O militar, portanto, não conseguiu demonstrar ilegalidade ou desproporcionalidade na sanção, tampouco a violação dos princípios constitucionais do devido processo legal, contraditório e ampla defesa. Diante disso, o ato administrativo punitivo foi mantido, sendo assegurada a validade da decisão administrativa.
Conclusão
A expulsão de um militar da Polícia Militar de Minas Gerais, decorrente de transgressão disciplinar grave, foi um ato legítimo e dentro dos limites da legalidade. A presunção de legitimidade dos atos administrativos, aliada à observância dos princípios constitucionais e ao respeito ao Código de Ética e Disciplina dos Militares, torna clara a validade da sanção aplicada.
O Poder Judiciário, ao analisar casos como esse, deve se limitar à verificação da regularidade do procedimento e à legalidade do ato, não adentrando no mérito administrativo. No caso concreto, restou claro que o militar infringiu normas éticas e disciplinares de forma grave, o que justifica a sanção imposta.
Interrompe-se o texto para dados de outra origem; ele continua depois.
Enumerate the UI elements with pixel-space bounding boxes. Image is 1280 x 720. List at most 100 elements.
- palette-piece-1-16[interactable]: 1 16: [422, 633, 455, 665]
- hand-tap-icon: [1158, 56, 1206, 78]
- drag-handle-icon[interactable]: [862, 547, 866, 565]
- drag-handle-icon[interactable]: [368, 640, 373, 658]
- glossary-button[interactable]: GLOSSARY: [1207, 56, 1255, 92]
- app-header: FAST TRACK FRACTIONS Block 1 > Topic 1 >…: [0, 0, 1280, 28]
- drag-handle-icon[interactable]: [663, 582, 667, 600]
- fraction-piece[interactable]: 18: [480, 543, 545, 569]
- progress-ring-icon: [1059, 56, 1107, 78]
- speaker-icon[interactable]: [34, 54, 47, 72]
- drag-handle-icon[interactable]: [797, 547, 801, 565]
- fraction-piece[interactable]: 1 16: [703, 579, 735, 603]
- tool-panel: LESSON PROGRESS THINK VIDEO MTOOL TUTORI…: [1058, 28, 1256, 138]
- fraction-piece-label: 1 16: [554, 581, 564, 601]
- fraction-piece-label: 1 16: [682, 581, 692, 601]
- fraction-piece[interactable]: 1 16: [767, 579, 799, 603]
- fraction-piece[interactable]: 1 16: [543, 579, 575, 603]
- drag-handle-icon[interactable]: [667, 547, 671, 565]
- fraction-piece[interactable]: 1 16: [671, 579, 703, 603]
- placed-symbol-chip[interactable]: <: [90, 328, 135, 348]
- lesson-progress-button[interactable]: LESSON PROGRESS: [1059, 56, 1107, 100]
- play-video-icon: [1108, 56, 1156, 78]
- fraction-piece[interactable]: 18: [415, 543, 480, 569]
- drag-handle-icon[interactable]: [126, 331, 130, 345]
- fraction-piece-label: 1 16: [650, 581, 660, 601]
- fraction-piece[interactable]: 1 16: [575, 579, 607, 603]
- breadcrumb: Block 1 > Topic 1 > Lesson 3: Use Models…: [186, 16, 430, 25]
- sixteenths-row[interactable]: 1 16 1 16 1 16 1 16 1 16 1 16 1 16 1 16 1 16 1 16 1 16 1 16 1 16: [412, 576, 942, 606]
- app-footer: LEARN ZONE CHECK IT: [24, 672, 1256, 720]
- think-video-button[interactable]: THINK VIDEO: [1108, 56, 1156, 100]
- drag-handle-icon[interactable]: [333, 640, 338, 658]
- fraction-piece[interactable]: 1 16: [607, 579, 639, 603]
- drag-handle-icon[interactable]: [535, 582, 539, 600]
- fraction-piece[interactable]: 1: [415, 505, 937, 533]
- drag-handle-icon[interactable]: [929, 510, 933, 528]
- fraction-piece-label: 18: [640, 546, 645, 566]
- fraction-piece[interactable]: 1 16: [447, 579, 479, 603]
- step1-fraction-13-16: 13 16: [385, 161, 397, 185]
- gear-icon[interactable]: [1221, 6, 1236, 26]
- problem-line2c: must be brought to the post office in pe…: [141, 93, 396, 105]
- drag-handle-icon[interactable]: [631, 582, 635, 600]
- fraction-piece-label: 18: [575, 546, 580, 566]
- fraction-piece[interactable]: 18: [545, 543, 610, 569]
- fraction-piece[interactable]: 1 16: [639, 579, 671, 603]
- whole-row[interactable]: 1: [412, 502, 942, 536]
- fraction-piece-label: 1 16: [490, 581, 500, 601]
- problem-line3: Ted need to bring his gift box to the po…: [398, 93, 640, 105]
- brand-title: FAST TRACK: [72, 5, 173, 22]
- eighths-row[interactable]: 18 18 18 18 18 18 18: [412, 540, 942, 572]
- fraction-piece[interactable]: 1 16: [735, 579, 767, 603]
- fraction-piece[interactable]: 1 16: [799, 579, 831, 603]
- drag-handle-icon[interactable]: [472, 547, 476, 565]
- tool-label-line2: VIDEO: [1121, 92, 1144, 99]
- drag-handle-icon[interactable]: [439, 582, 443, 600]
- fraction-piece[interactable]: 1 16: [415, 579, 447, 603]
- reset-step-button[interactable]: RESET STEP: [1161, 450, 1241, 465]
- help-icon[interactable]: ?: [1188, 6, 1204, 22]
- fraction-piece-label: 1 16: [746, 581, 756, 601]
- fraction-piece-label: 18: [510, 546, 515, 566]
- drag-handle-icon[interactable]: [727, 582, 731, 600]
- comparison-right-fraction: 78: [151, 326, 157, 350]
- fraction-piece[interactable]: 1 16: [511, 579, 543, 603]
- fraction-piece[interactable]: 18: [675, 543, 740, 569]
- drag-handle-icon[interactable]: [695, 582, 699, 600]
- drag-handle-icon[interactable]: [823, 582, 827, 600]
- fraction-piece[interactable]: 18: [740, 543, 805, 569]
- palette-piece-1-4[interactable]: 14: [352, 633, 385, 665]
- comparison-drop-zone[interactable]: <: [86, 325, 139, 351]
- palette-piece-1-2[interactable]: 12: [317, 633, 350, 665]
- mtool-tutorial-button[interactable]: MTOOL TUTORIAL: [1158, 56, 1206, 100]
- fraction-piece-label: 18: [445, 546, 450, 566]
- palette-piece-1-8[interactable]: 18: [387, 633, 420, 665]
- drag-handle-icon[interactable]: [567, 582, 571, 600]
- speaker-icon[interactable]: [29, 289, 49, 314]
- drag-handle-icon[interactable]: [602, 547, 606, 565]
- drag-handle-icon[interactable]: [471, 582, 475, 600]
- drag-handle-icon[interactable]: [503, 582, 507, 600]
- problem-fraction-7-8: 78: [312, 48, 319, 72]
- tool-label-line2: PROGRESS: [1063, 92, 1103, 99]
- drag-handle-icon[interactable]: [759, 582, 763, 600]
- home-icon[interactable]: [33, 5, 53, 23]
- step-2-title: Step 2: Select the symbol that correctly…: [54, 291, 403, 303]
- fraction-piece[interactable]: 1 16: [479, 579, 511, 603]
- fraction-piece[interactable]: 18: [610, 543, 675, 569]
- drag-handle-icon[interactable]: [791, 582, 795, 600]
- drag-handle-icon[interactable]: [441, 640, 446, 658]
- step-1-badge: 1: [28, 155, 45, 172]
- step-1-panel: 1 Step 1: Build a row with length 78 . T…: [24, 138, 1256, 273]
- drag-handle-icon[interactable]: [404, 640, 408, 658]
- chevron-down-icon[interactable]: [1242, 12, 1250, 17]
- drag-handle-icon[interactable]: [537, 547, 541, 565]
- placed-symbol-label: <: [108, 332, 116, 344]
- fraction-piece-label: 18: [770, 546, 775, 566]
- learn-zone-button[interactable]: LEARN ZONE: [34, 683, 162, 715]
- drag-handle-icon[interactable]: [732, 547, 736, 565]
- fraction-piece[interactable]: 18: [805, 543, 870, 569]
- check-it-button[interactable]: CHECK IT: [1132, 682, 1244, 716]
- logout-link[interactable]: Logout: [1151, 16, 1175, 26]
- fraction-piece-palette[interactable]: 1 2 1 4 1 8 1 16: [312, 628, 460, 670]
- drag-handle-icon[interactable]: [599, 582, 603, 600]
Ao final o TJMMG decidiu que estando o ato administrativo-disciplinar regular, tendo em vista que respeitados os princípios do contraditório, da ampla defesa e do devido processo legal, deve ser mantida a sanção disciplinar aplicada ao apelante.
Fontes Jurídicas:
– Código Penal Militar (Decreto-lei nº 1.001/1969)
– Código de Ética e Disciplina dos Militares do Estado de Minas Gerais (Lei nº 14.310, de 19/06/2002)
– Constituição Federal de 1988, Artigos 5º, 37 e 41
Jurisprudência Relevante:
– STJ, Súmulas 7, 650 e 665
– STF, Súmula 18
Referências Doutrinárias:
– DI PIETRO, Maria Sylvia Zanella. Direito Administrativo. 31ª. ed. São Paulo: Atlas, 2020.
– MEIRELLES, Hely Lopes. Direito Administrativo Disciplinar. 26ª. ed. São Paulo: Malheiros, 2019.
– BANDEIRA DE MELLO, Celso Antônio. Curso de Direito Administrativo. 34ª. ed. São Paulo: Malheiros, 2020.
– CARVALHO FILHO, José dos Santos. Manual de Direito Administrativo. 30ª. ed. Rio de Janeiro: Lumen Juris, 2018.